A aeronave, de matrícula N325FA, caiu em uma área entre as cidades de Paipa e Duitama. No avião estavam Yeison e outros integrantes de sua equipe, que viajavam com destino a Medellín, onde o artista tinha uma apresentação marcada. Segundo informações divulgadas pela Aeronáutica Civil da Colômbia, infelizmente não houve sobreviventes. Além do cantor, estavam a bordo o piloto e mais quatro membros da equipe, todos profissionais que acompanhavam Yeison na estrada há anos.
Ainda de acordo com as autoridades, as causas do acidente seguem sob investigação. Técnicos e peritos analisam as condições climáticas da região, que naquela noite estavam instáveis, além de possíveis falhas mecânicas. Boyacá, vale lembrar, é uma área montanhosa, o que muitas vezes dificulta voos de pequeno porte, principalmente à noite. Nos últimos meses, aliás, outros incidentes aéreos menores foram registrados no país, reacendendo o debate sobre segurança na aviação regional.
Yeison Jiménez era um nome forte da música popular colombiana. Dono de sucessos como “Vete” e “Aventureiro”, ele construiu uma carreira sólida, com letras que falavam de amor, superação, erros e acertos da vida. Não era apenas um cantor de palco, mas alguém que conversava com o público, que parecia cantar histórias que muita gente já viveu ou ainda iria viver. Talvez por isso tenha conquistado tantos fãs fiéis, dentro e fora da Colômbia.

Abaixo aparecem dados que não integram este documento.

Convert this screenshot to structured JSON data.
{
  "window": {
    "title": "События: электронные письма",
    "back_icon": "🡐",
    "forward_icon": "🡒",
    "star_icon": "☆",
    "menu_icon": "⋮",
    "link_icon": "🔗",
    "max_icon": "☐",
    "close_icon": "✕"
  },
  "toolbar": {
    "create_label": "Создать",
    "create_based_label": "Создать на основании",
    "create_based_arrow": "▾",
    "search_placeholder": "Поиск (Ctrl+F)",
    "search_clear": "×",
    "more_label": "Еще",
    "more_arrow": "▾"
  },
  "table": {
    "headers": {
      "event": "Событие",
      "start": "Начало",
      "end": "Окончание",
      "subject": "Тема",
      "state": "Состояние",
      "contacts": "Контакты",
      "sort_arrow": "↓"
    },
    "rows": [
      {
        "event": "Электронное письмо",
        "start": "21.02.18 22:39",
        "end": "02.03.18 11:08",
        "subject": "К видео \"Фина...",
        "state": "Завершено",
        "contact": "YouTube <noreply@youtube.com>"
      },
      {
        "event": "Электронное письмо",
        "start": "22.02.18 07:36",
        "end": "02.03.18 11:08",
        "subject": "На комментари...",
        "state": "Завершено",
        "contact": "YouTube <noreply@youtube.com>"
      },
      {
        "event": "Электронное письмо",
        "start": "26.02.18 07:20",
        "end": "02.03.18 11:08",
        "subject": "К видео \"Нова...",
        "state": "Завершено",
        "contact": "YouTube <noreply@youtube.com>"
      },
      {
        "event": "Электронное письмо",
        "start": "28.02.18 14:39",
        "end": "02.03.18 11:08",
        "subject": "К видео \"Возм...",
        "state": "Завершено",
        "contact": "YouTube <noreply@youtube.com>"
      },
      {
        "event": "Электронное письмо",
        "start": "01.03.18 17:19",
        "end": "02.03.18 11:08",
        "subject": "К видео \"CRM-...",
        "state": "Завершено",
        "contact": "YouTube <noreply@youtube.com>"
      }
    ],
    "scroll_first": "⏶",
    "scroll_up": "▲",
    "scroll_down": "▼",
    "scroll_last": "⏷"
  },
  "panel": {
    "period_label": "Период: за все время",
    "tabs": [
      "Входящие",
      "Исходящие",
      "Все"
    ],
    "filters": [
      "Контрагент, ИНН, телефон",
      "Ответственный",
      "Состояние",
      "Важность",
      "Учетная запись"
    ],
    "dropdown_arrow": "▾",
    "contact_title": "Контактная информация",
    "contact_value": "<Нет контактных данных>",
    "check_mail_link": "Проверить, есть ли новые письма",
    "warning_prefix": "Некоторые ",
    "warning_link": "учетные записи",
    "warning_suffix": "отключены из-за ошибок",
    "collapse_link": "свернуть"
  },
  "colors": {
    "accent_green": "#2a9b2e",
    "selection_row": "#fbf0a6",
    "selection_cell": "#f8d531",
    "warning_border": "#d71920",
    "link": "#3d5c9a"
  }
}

A confirmação oficial da morte veio também pelas redes sociais. No perfil oficial do artista, uma mensagem curta e emocionada anunciou o falecimento, o que rapidamente gerou uma onda de comentários, homenagens e despedidas. “Sem acreditar”, “dolor imenso” e “descansa em paz” foram algumas das frases mais repetidas entre os seguidores, mostrando o impacto real da perda.
Pouco depois, a equipe de Yeison publicou um comunicado mais detalhado no Instagram. Em tom de profunda dor, destacaram a trajetória do cantor e o esforço constante para realizar o sonho de viver da música. “Com o coração na mão e uma dor impossível de descrever, a organização e a equipe de trabalho de Yeison Jiménez lamentam profundamente informar o seu falecimento”, dizia o início da nota. Um texto simples, direto, mas carregado de emoção, sem firulas.
Na mesma publicação, foram divulgados os nomes das outras vítimas do acidente, algo que muitos acharam importante e respeitoso. Jefferson Osorio, Juan Manuel Rodríguez, Óscar Marín e Weisman Mora, além do capitão Fernando Torres, também perderam a vida. Pessoas que, longe dos holofotes, faziam tudo acontecer nos bastidores. Às famílias, a equipe enviou solidariedade, abraços e orações, num gesto humano e necessário em momentos assim.
A morte de Yeison Jiménez deixa uma lacuna difícil de preencher. Não só pela música que ele ainda tinha para lançar, mas pelo que representava para uma geração inteira. Fica a saudade, ficam as canções, e fica também aquela sensação amarga de que a vida, às vezes, interrompe histórias boas cedo demais.